さて厄介なのが、拗らせ男子でただでさえややこしい笙野が、田中さんから好意を寄せられていると勘違いし、暴走し始めたこと。確かに田中さんから「“かわいいね”って頭を撫でられたい。好きな人にだけは」と涙ながらにあんなに真剣に切実に真っ直ぐな想いを打ち明けられてしまえば、面食らい意識してしまうのもわかる。田中さんが三好を想ってこぼした本音が、まさかの笙野に刺さってしまい、今度は勝手に田中さんからの片想いに応えられないと悩み始める彼の姿がおかしい。
しかし、笙野も残念な存在なだけではなくファインプレーも見せる。四十肩に見舞われベリーダンスをしばらくお休みせざるを得なくなった田中さんを心配し、自身の過去の経験からブロック注射を紹介したり、手料理を持参したり掃除を手伝ったりと甲斐甲斐しく彼女をサポートする。
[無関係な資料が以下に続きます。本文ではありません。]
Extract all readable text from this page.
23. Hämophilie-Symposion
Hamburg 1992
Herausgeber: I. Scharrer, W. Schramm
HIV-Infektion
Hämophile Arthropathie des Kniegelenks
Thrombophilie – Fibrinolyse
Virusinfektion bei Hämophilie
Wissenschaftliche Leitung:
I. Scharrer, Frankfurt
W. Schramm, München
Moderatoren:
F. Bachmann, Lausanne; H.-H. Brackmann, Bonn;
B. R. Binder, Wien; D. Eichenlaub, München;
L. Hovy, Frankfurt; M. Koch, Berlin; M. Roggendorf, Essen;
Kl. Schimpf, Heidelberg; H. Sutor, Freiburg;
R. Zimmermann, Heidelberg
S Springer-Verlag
小西(前田公輝)が見抜いていた通り、笙野の好きなタイプに田中さんはまさに合致しているように思えるし、思い込みの激しい笙野からすれば、田中さんは“対話ができる”極めて稀有な存在だ。
面白いのは、どんどん笙野の方が田中さんに夢中になってしまっていることだ。“びっくりするくらい無神経だけど親切”な笙野は、田中さんがどうやら自分のことを男友達だと思っているらしいことに気がつき大混乱。さらには田中さんの片想いの相手が既婚者で軟派な三好だと判明するなり、「田中さんには相応しくないですよ!」とまくし立てる姿は、ベリーダンスをする田中さんに「もったいないです!」という言葉を放った、かつての笙野を彷彿とさせる。とにかく自身の理解を超えたことに出会った際の笙野の拒絶反応は“正しさ”を優先し、それを振りかざそうとする。それがいかに自分本位で、相手を傷つけ断罪することになるとは、つゆとも思わない笙野はやっぱり惜しい。
「あなたに踏みつけられたくない」と田中さんに他の男性のことで面と向かって怒られてしまった笙野の中で、どんな感情が湧いてきたのだろうか。
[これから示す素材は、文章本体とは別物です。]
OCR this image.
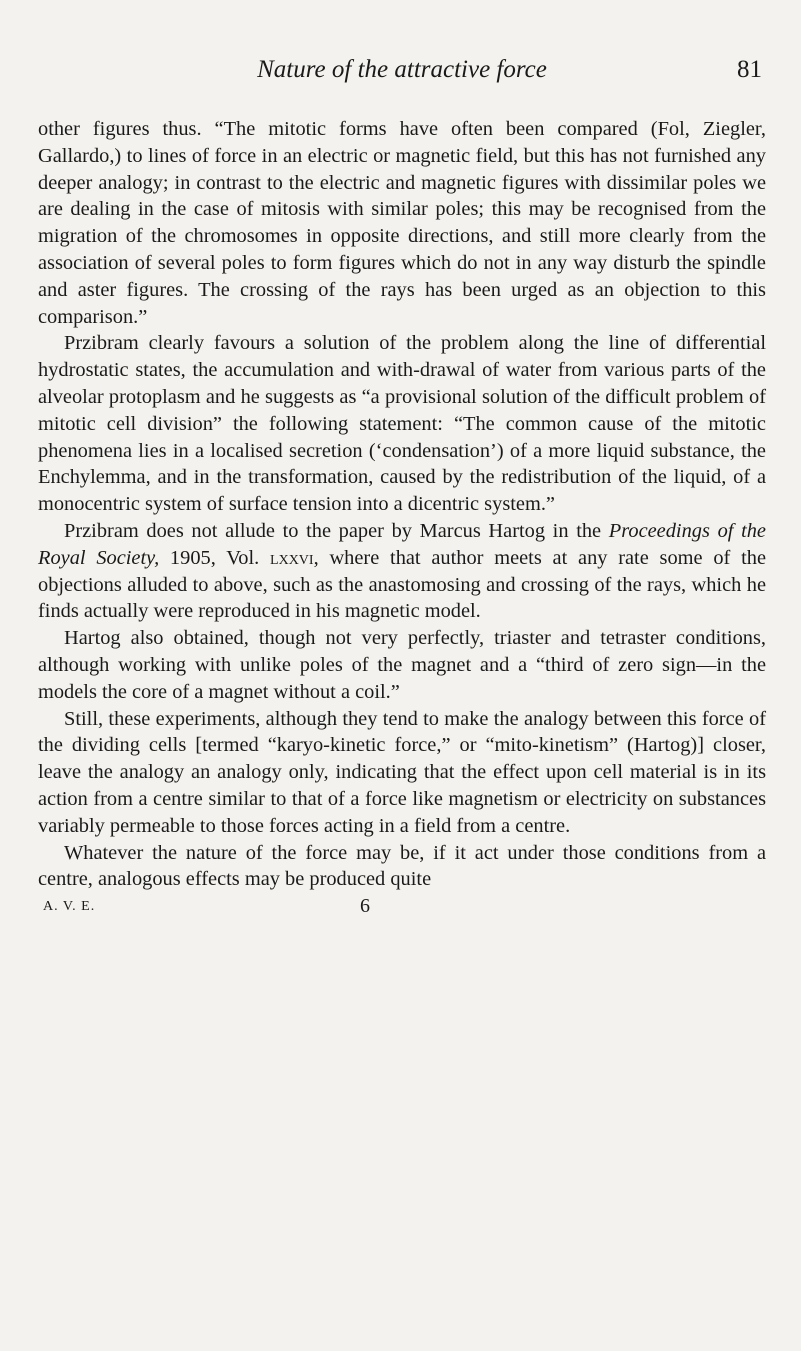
Nature of the attractive force	81

other figures thus. “The mitotic forms have often been compared (Fol, Ziegler, Gallardo,) to lines of force in an electric or magnetic field, but this has not furnished any deeper analogy; in contrast to the electric and magnetic figures with dissimilar poles we are dealing in the case of mitosis with similar poles; this may be recognised from the migration of the chromosomes in opposite directions, and still more clearly from the association of several poles to form figures which do not in any way disturb the spindle and aster figures. The crossing of the rays has been urged as an objection to this comparison.”

Przibram clearly favours a solution of the problem along the line of differential hydrostatic states, the accumulation and with-drawal of water from various parts of the alveolar protoplasm and he suggests as “a provisional solution of the difficult problem of mitotic cell division” the following statement: “The common cause of the mitotic phenomena lies in a localised secretion (‘condensation’) of a more liquid substance, the Enchylemma, and in the transformation, caused by the redistribution of the liquid, of a monocentric system of surface tension into a dicentric system.”

Przibram does not allude to the paper by Marcus Hartog in the Proceedings of the Royal Society, 1905, Vol. lxxvi, where that author meets at any rate some of the objections alluded to above, such as the anastomosing and crossing of the rays, which he finds actually were reproduced in his magnetic model.

Hartog also obtained, though not very perfectly, triaster and tetraster conditions, although working with unlike poles of the magnet and a “third of zero sign—in the models the core of a magnet without a coil.”

Still, these experiments, although they tend to make the analogy between this force of the dividing cells [termed “karyo-kinetic force,” or “mito-kinetism” (Hartog)] closer, leave the analogy an analogy only, indicating that the effect upon cell material is in its action from a centre similar to that of a force like magnetism or electricity on substances variably permeable to those forces acting in a field from a centre.

Whatever the nature of the force may be, if it act under those conditions from a centre, analogous effects may be produced quite

A. V. E.	6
あんなに他人に対してはっきりとNOを突きつける田中さんを初めて見たが、これまでは男性からモノのように扱われてきたから感情が動かされることはなかったが、笙野は「人として扱ってくれるから、自分でもびっくりするくらい腹が立つし傷ついた」のだと言う。やはりなんだかんだ田中さんと笙野は良いコンビで、互いに他人に心を明け渡すのが苦手なタイプながら、相当深いところに入り込みあっている。